アメリカの象徴的な存在であった、いわゆる”アメ車”を作っていたフォード、ジェネラルモーター、クライスラーの3社(ビッグスリー)が破綻しそうである。アメ車はアメリカ自由主義経済の勝者として、アメリカ社会に君臨し象徴的な存在であった。
今年のサブプライムローン、金融危機からこのビッグスリーが経営的に行き詰まり救済しなければならないとされるが、果たしてそうなのであろうか? 大型車を作り続け時代の転換を読むことがなかったことは否めない事実であろう。燃費の向上やエコカーや電気車の開発に真剣に取り組んでこなかった結果でないか。今月は前月比のほぼ半数の売り上げ台数になっている。
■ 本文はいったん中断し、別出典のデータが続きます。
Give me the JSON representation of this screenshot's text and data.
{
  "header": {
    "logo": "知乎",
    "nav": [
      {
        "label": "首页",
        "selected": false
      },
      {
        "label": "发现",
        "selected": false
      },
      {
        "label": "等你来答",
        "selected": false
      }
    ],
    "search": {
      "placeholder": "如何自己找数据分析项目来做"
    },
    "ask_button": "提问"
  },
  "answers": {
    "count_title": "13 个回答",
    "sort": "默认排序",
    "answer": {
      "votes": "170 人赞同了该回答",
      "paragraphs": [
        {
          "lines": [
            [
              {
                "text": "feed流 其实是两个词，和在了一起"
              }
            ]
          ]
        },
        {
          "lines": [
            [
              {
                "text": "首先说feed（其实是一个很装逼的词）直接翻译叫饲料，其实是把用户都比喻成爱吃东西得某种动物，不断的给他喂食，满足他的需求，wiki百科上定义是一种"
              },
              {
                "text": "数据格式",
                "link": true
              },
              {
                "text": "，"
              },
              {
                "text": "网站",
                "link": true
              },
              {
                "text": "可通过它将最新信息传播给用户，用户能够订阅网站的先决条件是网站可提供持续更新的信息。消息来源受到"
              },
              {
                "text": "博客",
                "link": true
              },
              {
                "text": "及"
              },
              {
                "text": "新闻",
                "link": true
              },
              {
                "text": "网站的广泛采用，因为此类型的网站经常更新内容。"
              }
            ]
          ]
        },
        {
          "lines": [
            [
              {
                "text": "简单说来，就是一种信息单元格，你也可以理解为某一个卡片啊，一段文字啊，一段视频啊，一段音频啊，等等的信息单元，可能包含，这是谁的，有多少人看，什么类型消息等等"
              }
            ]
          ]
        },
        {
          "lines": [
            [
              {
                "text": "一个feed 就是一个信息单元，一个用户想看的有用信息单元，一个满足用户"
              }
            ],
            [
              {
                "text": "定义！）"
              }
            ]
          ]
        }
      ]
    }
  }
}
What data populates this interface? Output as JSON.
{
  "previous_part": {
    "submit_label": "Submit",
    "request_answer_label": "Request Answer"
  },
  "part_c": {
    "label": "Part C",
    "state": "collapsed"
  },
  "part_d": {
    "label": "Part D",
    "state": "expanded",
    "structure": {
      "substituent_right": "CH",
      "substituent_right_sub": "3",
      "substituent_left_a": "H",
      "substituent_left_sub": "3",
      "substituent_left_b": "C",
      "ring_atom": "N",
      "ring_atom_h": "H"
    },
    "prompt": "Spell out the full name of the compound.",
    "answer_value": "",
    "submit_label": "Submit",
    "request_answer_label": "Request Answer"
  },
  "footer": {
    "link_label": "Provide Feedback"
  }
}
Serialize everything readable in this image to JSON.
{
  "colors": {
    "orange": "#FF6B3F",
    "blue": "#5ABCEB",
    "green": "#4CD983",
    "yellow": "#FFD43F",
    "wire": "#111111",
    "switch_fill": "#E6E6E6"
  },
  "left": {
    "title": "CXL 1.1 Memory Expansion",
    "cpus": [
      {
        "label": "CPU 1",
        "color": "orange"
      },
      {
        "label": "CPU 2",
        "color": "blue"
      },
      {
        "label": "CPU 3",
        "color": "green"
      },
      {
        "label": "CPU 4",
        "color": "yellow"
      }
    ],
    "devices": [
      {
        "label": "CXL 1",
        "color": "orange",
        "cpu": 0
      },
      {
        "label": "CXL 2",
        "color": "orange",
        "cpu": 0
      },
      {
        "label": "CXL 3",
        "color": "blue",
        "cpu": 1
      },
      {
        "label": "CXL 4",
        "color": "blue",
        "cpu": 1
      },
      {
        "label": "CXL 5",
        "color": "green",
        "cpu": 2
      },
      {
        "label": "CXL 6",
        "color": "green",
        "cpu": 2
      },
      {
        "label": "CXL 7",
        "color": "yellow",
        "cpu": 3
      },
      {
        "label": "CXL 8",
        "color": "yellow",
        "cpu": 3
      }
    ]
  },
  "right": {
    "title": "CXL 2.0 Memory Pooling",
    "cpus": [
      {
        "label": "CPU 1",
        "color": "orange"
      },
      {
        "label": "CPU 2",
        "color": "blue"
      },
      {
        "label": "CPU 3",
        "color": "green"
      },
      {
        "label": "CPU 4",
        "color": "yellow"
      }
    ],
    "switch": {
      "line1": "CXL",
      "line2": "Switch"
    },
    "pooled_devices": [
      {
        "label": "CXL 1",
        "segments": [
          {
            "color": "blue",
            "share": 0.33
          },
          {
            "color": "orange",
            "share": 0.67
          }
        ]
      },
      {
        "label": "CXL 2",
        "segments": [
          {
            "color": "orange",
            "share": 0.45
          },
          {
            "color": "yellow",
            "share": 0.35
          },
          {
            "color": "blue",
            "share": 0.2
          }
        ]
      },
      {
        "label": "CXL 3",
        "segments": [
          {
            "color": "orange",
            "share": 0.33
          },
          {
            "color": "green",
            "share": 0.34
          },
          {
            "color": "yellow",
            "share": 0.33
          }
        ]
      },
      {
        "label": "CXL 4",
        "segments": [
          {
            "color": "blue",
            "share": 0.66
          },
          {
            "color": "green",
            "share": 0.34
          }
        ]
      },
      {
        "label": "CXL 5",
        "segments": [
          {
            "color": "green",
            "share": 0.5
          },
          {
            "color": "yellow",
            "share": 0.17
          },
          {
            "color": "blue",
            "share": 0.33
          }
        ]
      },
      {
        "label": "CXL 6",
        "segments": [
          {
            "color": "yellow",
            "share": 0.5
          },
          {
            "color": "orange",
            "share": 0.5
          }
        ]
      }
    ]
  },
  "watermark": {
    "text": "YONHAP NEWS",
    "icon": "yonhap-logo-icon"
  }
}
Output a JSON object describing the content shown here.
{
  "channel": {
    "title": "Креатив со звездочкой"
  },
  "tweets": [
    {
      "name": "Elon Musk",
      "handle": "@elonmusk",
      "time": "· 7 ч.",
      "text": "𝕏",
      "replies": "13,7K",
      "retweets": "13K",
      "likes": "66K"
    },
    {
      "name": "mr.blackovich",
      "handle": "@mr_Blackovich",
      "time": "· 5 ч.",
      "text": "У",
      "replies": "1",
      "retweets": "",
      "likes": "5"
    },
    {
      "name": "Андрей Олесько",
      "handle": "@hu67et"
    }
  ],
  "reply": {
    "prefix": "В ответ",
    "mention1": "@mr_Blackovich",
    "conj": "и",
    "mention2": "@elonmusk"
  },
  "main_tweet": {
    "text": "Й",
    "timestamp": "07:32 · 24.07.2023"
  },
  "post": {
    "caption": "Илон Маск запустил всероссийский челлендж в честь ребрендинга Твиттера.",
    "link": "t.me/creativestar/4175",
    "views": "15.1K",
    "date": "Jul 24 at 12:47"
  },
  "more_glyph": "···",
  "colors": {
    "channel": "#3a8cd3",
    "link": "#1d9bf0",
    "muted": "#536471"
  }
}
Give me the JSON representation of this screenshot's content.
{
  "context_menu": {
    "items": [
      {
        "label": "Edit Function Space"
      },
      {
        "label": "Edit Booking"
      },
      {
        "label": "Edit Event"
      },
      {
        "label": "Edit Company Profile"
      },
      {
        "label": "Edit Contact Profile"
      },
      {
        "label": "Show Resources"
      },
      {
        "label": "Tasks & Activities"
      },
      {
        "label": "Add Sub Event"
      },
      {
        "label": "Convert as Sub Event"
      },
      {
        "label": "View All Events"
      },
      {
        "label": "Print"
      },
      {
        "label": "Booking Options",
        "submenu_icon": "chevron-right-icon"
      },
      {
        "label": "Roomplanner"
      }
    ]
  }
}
アメリカ政府はビッグスリーを救済するかどうかでかなりもめている。救済するとなると、340兆円になるようである。失業者が360万になるなど深刻な経済危機が起きることが予想されるためである。
市場経済を優先する資本主義経済では、国家が企業を救済するのは社会体制の根幹にかかわることである。金を出して企業を救済するのは、社会主義的発想である。つまり、アメリカは資本主義を投げ出しているのではないか。しかも救済対象になっているのは、いわゆる勝ち組と言われる会社である。
市場経済の恩恵をたんまり授かって、運営者は数百億円の収入を得ていた。政府の救済要請にジェット機で乗り付け、まるで「シルクハットにタキシードを着て貧民街に金請いに来た」と揶揄されるほどの問題意識の欠如である。
社会主義体制の崩壊は目に見える形で、人々が歓喜の声を上げ祝ったものである。市場経済至上の資本主義経済の破綻はこうした形で、何年か経過して振り返るとあの時だったと思う形になるのでないか。それが2008年の秋なのではないか。
明らかにアメリカ金融経済は破綻し、より一層明確な形で実体経済の象徴的存在として、ビッグスリーの破産が起きるのではないだろうか。
オバマは、ビッグスリーを救うポーズを見せながらも、結局は救済に走らないものと思われる。金をつぎ込んでも、いずれこれら3社は破産することになるからである。
資本主義経済は、地方や一般国民に健康で平和的な生活を保証し、人権を守らなければなければ、社会不安と平和が保障されないことに気が付くであろう。そして後日歴史はアメリカ資本主義の転換点だと、2008年を振りかることになる歴史的瞬間にいるのではないか。